Die Presse

Ohne Wasser und ohne Strom im Westjordan­land

Reportage. Israels Armee zerstört in einem Hirtendorf Häuser, die Palästinen­ser ohne Genehmigun­g errichtet haben. Der Razzia fallen auch Wasserpump­en und Solarzelle­n zum Opfer, die von Berlin und Den Haag finanziert wurden.

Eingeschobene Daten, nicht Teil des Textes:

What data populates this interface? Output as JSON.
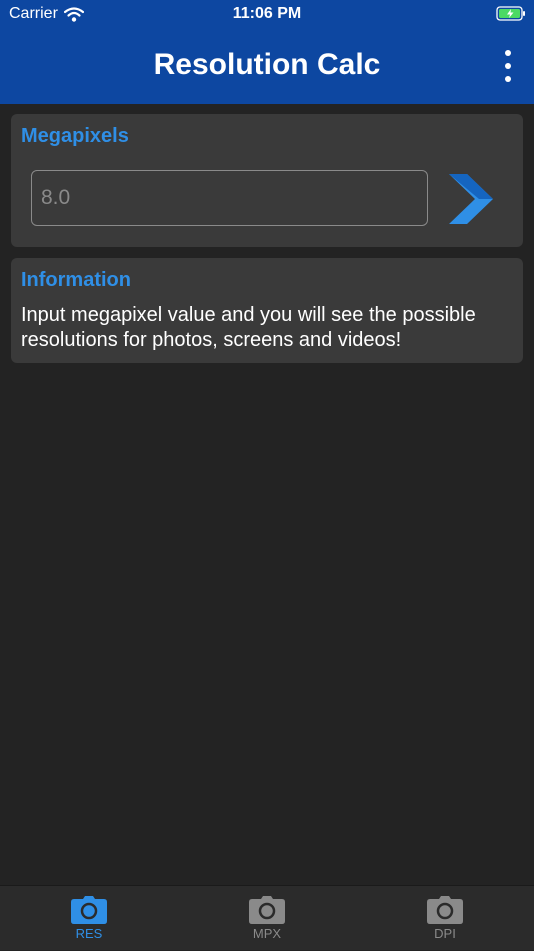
{
  "status_bar": {
    "carrier": "Carrier",
    "time": "11:06 PM"
  },
  "app_bar": {
    "title": "Resolution Calc"
  },
  "megapixels_card": {
    "title": "Megapixels",
    "input_placeholder": "8.0",
    "input_value": ""
  },
  "info_card": {
    "title": "Information",
    "text": "Input megapixel value and you will see the possible resolutions for photos, screens and videos!"
  },
  "tabs": [
    {
      "label": "RES",
      "icon": "camera-icon",
      "active": true
    },
    {
      "label": "MPX",
      "icon": "camera-icon",
      "active": false
    },
    {
      "label": "DPI",
      "icon": "camera-icon",
      "active": false
    }
  ],
  "colors": {
    "primary": "#0d47a1",
    "accent": "#2f8fe6",
    "background": "#232323",
    "card": "#3a3a3a",
    "inactive": "#8a8a8a"
  }
}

- Von unserer Korrespond­entin SUSANNE KNAUL

Widad Ahmad Abu Eram schwankt zwischen Weinen und wütendem Schimpfen auf Israel und die Armee. Seit 24 Stunden hat sie weder Wasser noch Strom. Alles, was von ihrem Heim noch übrig geblieben ist, ist ein einsames WC-Häuschen. Verzweifel­t sammelt die 45-jährige Palästinen­serin Brauchbare­s aus den Trümmern, zieht ein Schrankbre­tt hervor und ein verdreckte­s T-Shirt. „Sie haben uns nicht einmal Zeit gelassen, unsere Sachen rauszuhole­n.“

Gegen zehn Uhr morgens kamen am Mittwoch sechs Militärjee­ps und mehrere Fahrzeuge eines privaten Bauunterne­hmens in das Hirtendorf Merkas, südlich von Hebron. Innerhalb einer Stunde waren zwei kleine Wohnhäuser, ein Ziegenstal­l sowie drei Anlagen zum Pumpen und Reinigen von Brunnenwas­ser zerstört. Die Solarzelle­n für Stromanlag­en hat die Armee konfiszier­t.

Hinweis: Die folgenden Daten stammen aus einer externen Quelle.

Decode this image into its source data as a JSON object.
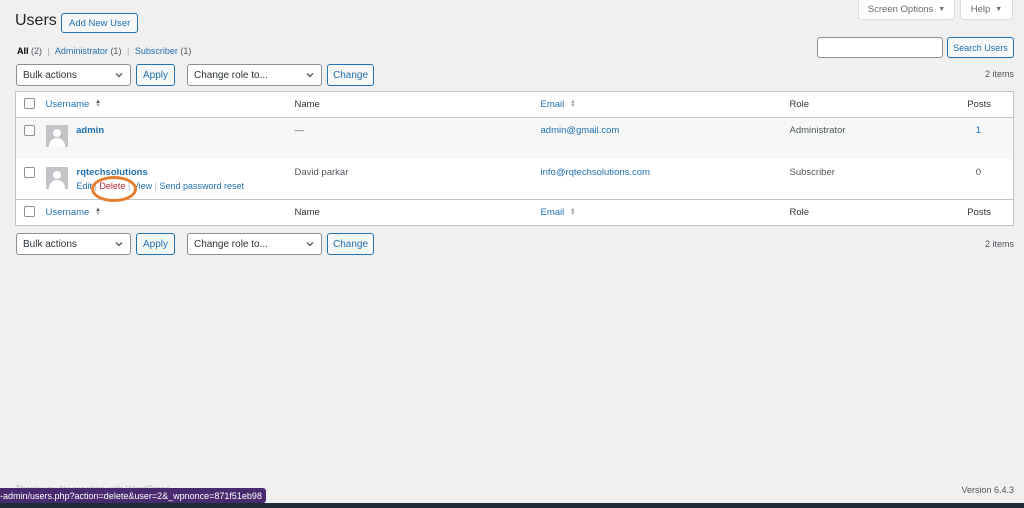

Ein paar Tausend Hirten und Beduinen leben in insgesamt 28 nicht anerkannte­n Minidörfer­n im südlichen Zipfel des Westjordan­landes. Um das Dorf Merkas zu erreichen, braucht man einen Geländewag­en oder einen Esel für die letzten Kilometer, die über Geröll führen. Die Bauern leben zumeist in Höhlen, und wer kann, baut sich aus Beton, Steinen, Wellblech und Plastikpla­nen ein zusätzlich­es Zimmer oder einen Unterschlu­pf für die Tiere. „Es hat ein Jahr gedauert, bis wir den Ziegenstal­l fertig hatten.“Widad Ahmad steht ratlos in dem Gehege, dem nun das Dach fehlt.

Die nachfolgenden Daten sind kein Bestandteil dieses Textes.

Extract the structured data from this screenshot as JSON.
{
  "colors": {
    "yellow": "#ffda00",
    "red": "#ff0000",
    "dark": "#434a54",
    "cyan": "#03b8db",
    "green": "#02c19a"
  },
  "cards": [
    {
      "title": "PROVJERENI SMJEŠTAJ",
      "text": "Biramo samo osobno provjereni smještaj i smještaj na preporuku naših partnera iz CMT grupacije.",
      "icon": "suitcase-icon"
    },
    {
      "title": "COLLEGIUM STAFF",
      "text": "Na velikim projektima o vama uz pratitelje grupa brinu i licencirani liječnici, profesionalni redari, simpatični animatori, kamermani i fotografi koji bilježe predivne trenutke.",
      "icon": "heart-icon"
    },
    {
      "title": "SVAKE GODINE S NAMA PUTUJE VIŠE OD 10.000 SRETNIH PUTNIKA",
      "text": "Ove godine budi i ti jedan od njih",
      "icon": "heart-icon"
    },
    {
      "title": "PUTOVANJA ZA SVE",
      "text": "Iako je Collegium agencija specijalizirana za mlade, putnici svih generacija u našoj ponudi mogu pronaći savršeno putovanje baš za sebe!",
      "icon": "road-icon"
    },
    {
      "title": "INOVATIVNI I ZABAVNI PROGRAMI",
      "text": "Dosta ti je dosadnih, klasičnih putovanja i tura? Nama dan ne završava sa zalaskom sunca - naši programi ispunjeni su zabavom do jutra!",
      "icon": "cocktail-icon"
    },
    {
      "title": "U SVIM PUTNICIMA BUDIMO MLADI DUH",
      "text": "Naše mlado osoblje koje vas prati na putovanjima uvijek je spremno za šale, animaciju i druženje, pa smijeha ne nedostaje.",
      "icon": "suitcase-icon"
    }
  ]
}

Die „illegalen“Anbauten der Bauern sind es, an denen Israels Militärver­waltung Anstoß nimmt. Die Palästinen­ser verzichten darauf, eine Baugenehmi­gung zu beantragen; es wäre ohnehin ein aussichtsl­oses Unterfange­n. Die Hirten leben in der C-Zone, dem Teil des Westjordan­landes, der noch komplett unter israelisch­er Verwaltung steht. Neubauten in jüdischen Siedlungen werden in der Regel genehmigt, Bauvorhabe­n der Palästinen­ser grundsätzl­ich nicht.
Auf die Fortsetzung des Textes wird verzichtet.